I disagree with using that terminology. Unless it's a tax credit that results in actually giving somebody money (i.e., they get a tax credit that exceeds what their tax liability so that the government actually gives them money such as with the earned income tax credit), it's not an expenditure whether it's purpose is to influence behavior or not. A reduction in revenue is not an expenditure. Something like the mortgage interest deduction is DEFINITELY not an expenditure. By happenstance, I learned today that the Supreme Court just recently narrowly ruled that "tax expenditures" are not spending (supreme-court-says-tax-expenditures-arent-government-spending). Not that I'd agree that it's spending if it'd gone the other way. It's NOT spending (with the exception mentioned above).

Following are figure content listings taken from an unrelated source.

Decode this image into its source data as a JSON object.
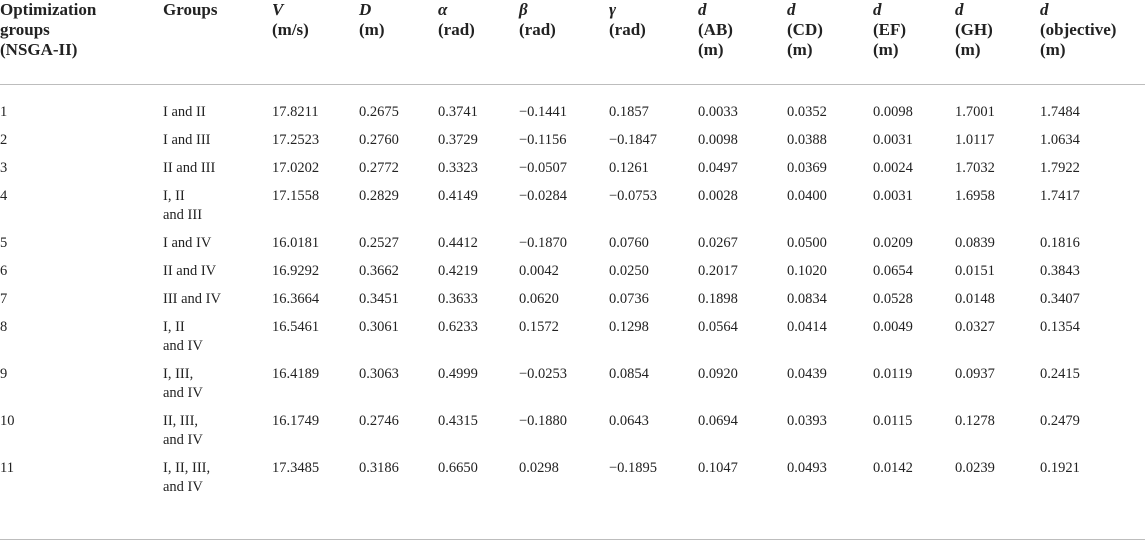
{
  "headers": [
    {
      "l1": "Optimization",
      "l2": "groups",
      "l3": "(NSGA-II)",
      "italic": false
    },
    {
      "l1": "Groups",
      "l2": "",
      "l3": "",
      "italic": false
    },
    {
      "l1": "V",
      "l2": "(m/s)",
      "l3": "",
      "italic": true
    },
    {
      "l1": "D",
      "l2": "(m)",
      "l3": "",
      "italic": true
    },
    {
      "l1": "α",
      "l2": "(rad)",
      "l3": "",
      "italic": true
    },
    {
      "l1": "β",
      "l2": "(rad)",
      "l3": "",
      "italic": true
    },
    {
      "l1": "γ",
      "l2": "(rad)",
      "l3": "",
      "italic": true
    },
    {
      "l1": "d",
      "l2": "(AB)",
      "l3": "(m)",
      "italic": true
    },
    {
      "l1": "d",
      "l2": "(CD)",
      "l3": "(m)",
      "italic": true
    },
    {
      "l1": "d",
      "l2": "(EF)",
      "l3": "(m)",
      "italic": true
    },
    {
      "l1": "d",
      "l2": "(GH)",
      "l3": "(m)",
      "italic": true
    },
    {
      "l1": "d",
      "l2": "(objective)",
      "l3": "(m)",
      "italic": true
    }
  ],
  "rows": [
    {
      "id": "1",
      "g1": "I and II",
      "g2": "",
      "v": [
        "17.8211",
        "0.2675",
        "0.3741",
        "−0.1441",
        "0.1857",
        "0.0033",
        "0.0352",
        "0.0098",
        "1.7001",
        "1.7484"
      ]
    },
    {
      "id": "2",
      "g1": "I and III",
      "g2": "",
      "v": [
        "17.2523",
        "0.2760",
        "0.3729",
        "−0.1156",
        "−0.1847",
        "0.0098",
        "0.0388",
        "0.0031",
        "1.0117",
        "1.0634"
      ]
    },
    {
      "id": "3",
      "g1": "II and III",
      "g2": "",
      "v": [
        "17.0202",
        "0.2772",
        "0.3323",
        "−0.0507",
        "0.1261",
        "0.0497",
        "0.0369",
        "0.0024",
        "1.7032",
        "1.7922"
      ]
    },
    {
      "id": "4",
      "g1": "I, II",
      "g2": "and III",
      "v": [
        "17.1558",
        "0.2829",
        "0.4149",
        "−0.0284",
        "−0.0753",
        "0.0028",
        "0.0400",
        "0.0031",
        "1.6958",
        "1.7417"
      ]
    },
    {
      "id": "5",
      "g1": "I and IV",
      "g2": "",
      "v": [
        "16.0181",
        "0.2527",
        "0.4412",
        "−0.1870",
        "0.0760",
        "0.0267",
        "0.0500",
        "0.0209",
        "0.0839",
        "0.1816"
      ]
    },
    {
      "id": "6",
      "g1": "II and IV",
      "g2": "",
      "v": [
        "16.9292",
        "0.3662",
        "0.4219",
        "0.0042",
        "0.0250",
        "0.2017",
        "0.1020",
        "0.0654",
        "0.0151",
        "0.3843"
      ]
    },
    {
      "id": "7",
      "g1": "III and IV",
      "g2": "",
      "v": [
        "16.3664",
        "0.3451",
        "0.3633",
        "0.0620",
        "0.0736",
        "0.1898",
        "0.0834",
        "0.0528",
        "0.0148",
        "0.3407"
      ]
    },
    {
      "id": "8",
      "g1": "I, II",
      "g2": "and IV",
      "v": [
        "16.5461",
        "0.3061",
        "0.6233",
        "0.1572",
        "0.1298",
        "0.0564",
        "0.0414",
        "0.0049",
        "0.0327",
        "0.1354"
      ]
    },
    {
      "id": "9",
      "g1": "I, III,",
      "g2": "and IV",
      "v": [
        "16.4189",
        "0.3063",
        "0.4999",
        "−0.0253",
        "0.0854",
        "0.0920",
        "0.0439",
        "0.0119",
        "0.0937",
        "0.2415"
      ]
    },
    {
      "id": "10",
      "g1": "II, III,",
      "g2": "and IV",
      "v": [
        "16.1749",
        "0.2746",
        "0.4315",
        "−0.1880",
        "0.0643",
        "0.0694",
        "0.0393",
        "0.0115",
        "0.1278",
        "0.2479"
      ]
    },
    {
      "id": "11",
      "g1": "I, II, III,",
      "g2": "and IV",
      "v": [
        "17.3485",
        "0.3186",
        "0.6650",
        "0.0298",
        "−0.1895",
        "0.1047",
        "0.0493",
        "0.0142",
        "0.0239",
        "0.1921"
      ]
    }
  ]
}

In any case, the philosophy Obama represents was manifested again today when he said
"“There’s nothing serious about a plan that claims to reduce the deficit by spending a trillion dollars on tax cuts for millionaires and billionaires."
Allowing people to keep their own money is NOT spending. Why not just take the difference between the combined incomes of all Americans and how much government collects in taxes and say the resulting quantity is all "spending?"
It's the mentality holding that everything ultimately belongs to the government.